25 Mart 2009 Çarşamba

"sonbahar" gelmeden...

"hunger" (açlık), "sonbahar"ın başladığı yerde bitiyor. zaten bu yüzden "sonbahar"ın yapımcıları bizzat "açlık"ı ithal edip vizyona sokmuşlar. iki filmin duruşu bu kadar mı paralel olabilir; aynı nefesi alıp veren, benzer şeyleri hayal eden, benzer direnişleri gösteren, aynı acıyı hisseden...

"açlık"ın süre, denge ve içerik olarak tam merkezinde duran upuzun bir sahnesi var; uğur vardan 22 dakika sürdüğünü yazmış. filmin içerik olarak en geveze, biçim olaraksa en sade kısmı; bir masanın iki tarafında oturan iki kişi konuşuyorlar, açlık orucunu tartışıyorlar. sahnenin uzun bir kısmı tek çekim; ışık karşıdan geliyor, profilini gördüğümüz oyuncuların yüzleri kendi gölgelerinde kalıyor. her açıdan nefeskesici bir sahne!

sinema tarihinde yüzlerce hapishane filmi, onlarca da ira filmi olsa gerek; buna rağmen steve mcquenn "açlık" ile anlatılacak yeni şeyler bulmuş, yeni anlatma biçimleri yaratmış.
"açlık" taptaze, etkileyici, sert ve vurucu; her şeyi anlatmıyor, azaltıyor, boşluklar yaratıyor, aralarını doldurmayı seyirciye bırakıyor.
tevekkeli değil, aldığı onca ödül arasında cannes'da ilk filmlere verilen "camera d'or"un olması!

1 yorum:

  1. Gerçeğin peşinde olmak sizi özgür kılar, hiçbir zaman ulaşamasanız bile.
    Clarence Darrow

    Filmi seyrederken F tipi cezaevleri sebebiyle tutulan ölüm orucu aklıma geldi; insanların kayıtsızlığı, ardında bunca acı, irade varken konunun "gazeteden bir haber" gibi anılışı, haberlerin altına yazılabilen sözümona bilgece çıkarımlar… çekilen acılardan ne kadar uzağa düşüyor bunlar oysa.. ("başkasının acısı" çukuru..).

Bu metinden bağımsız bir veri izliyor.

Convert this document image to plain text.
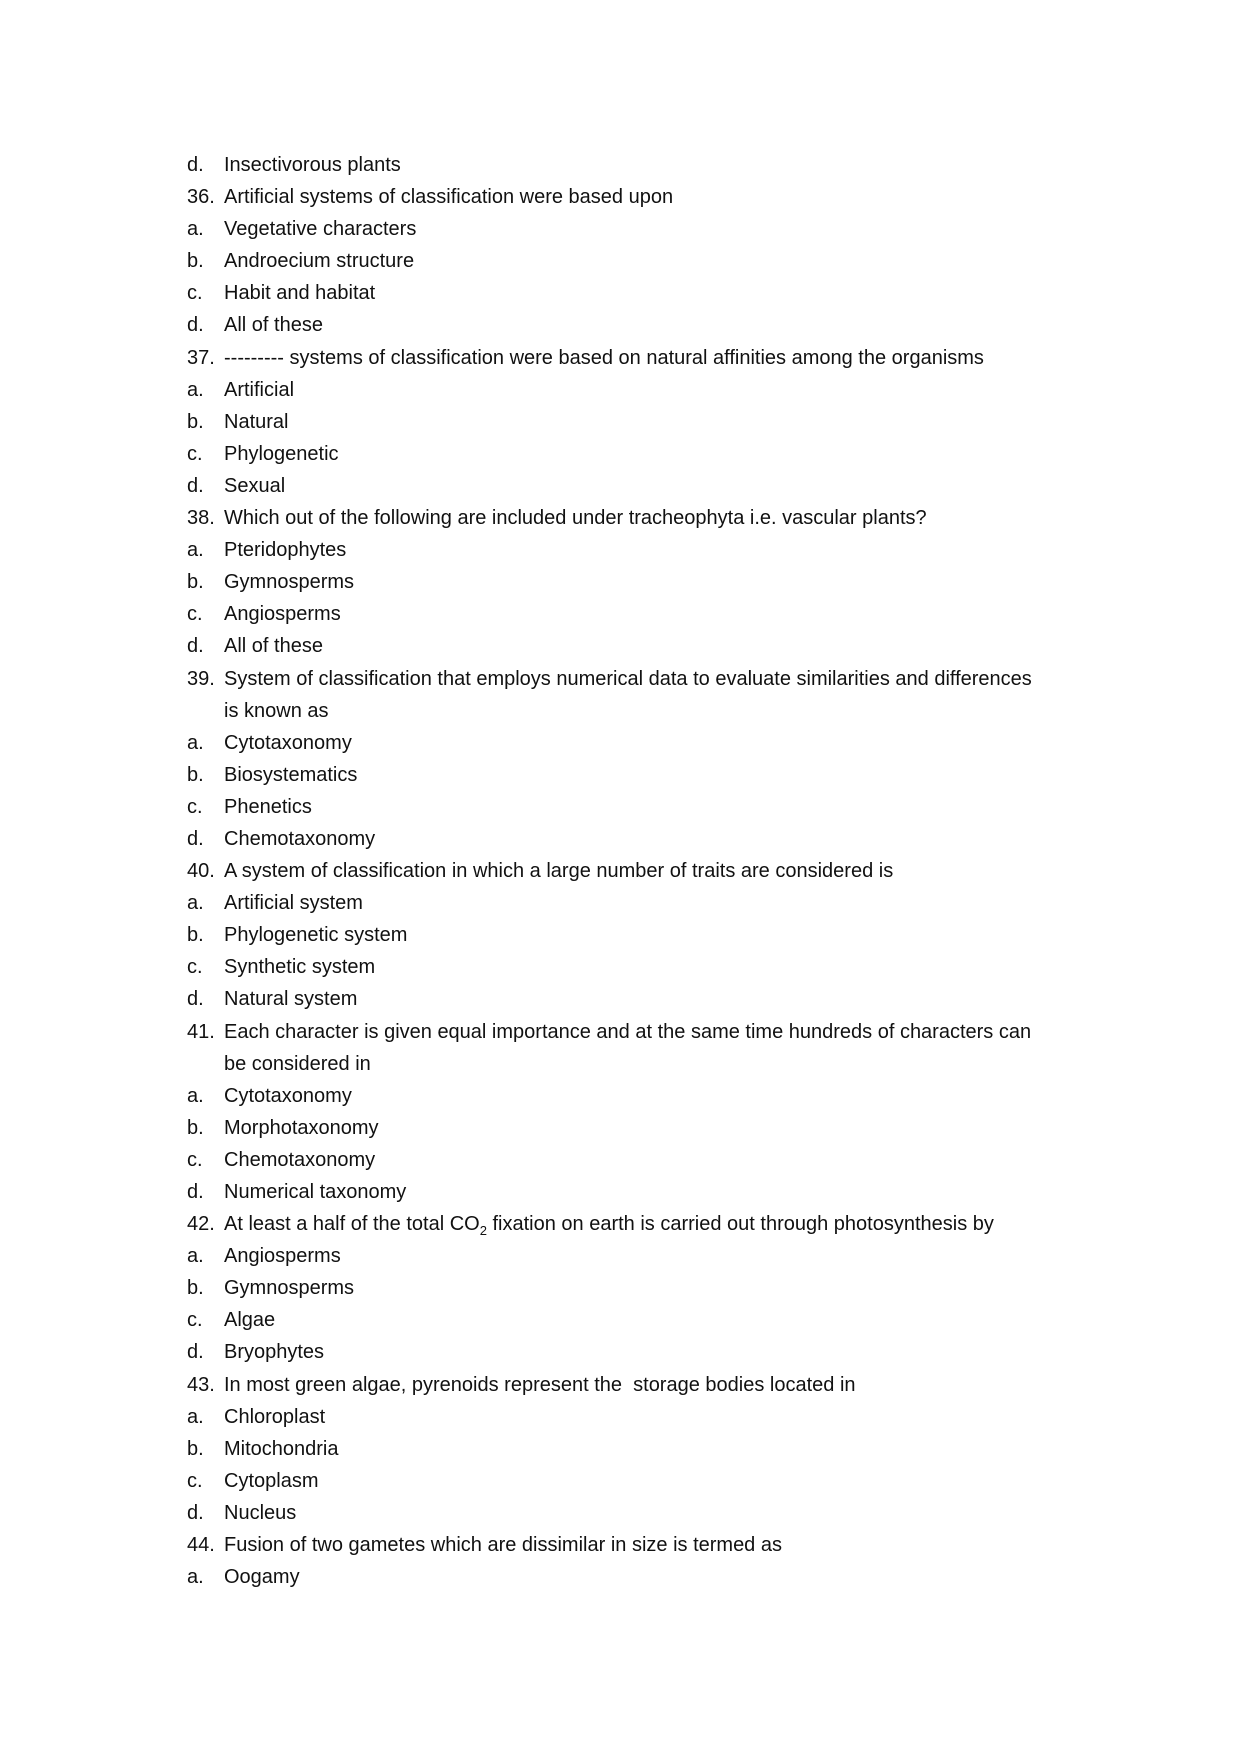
d.	Insectivorous plants
36. Artificial systems of classification were based upon
a.	Vegetative characters
b.	Androecium structure
c.	Habit and habitat
d.	All of these
37. --------- systems of classification were based on natural affinities among the organisms
a.	Artificial
b.	Natural
c.	Phylogenetic
d.	Sexual
38. Which out of the following are included under tracheophyta i.e. vascular plants?
a.	Pteridophytes
b.	Gymnosperms
c.	Angiosperms
d.	All of these
39. System of classification that employs numerical data to evaluate similarities and differences
is known as
a.	Cytotaxonomy
b.	Biosystematics
c.	Phenetics
d.	Chemotaxonomy
40. A system of classification in which a large number of traits are considered is
a.	Artificial system
b.	Phylogenetic system
c.	Synthetic system
d.	Natural system
41. Each character is given equal importance and at the same time hundreds of characters can
be considered in
a.	Cytotaxonomy
b.	Morphotaxonomy
c.	Chemotaxonomy
d.	Numerical taxonomy
42. At least a half of the total $CO_2$ fixation on earth is carried out through photosynthesis by
a.	Angiosperms
b.	Gymnosperms
c.	Algae
d.	Bryophytes
43. In most green algae, pyrenoids represent the  storage bodies located in
a.	Chloroplast
b.	Mitochondria
c.	Cytoplasm
d.	Nucleus
44. Fusion of two gametes which are dissimilar in size is termed as
a.	Oogamy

    Diğer yandan ölüm orucu, -en çok da o uzuuun sahnede “kendini gerçeğe, gerçeğine ait kılmanın iddialı bir çabası” olarak sunuluşu sebebiyle- Goethe’nin “ancak gerçeğin peşinde olanlar sonsuzluğa mal olabilirler” sözünü hatırlatıp durdu.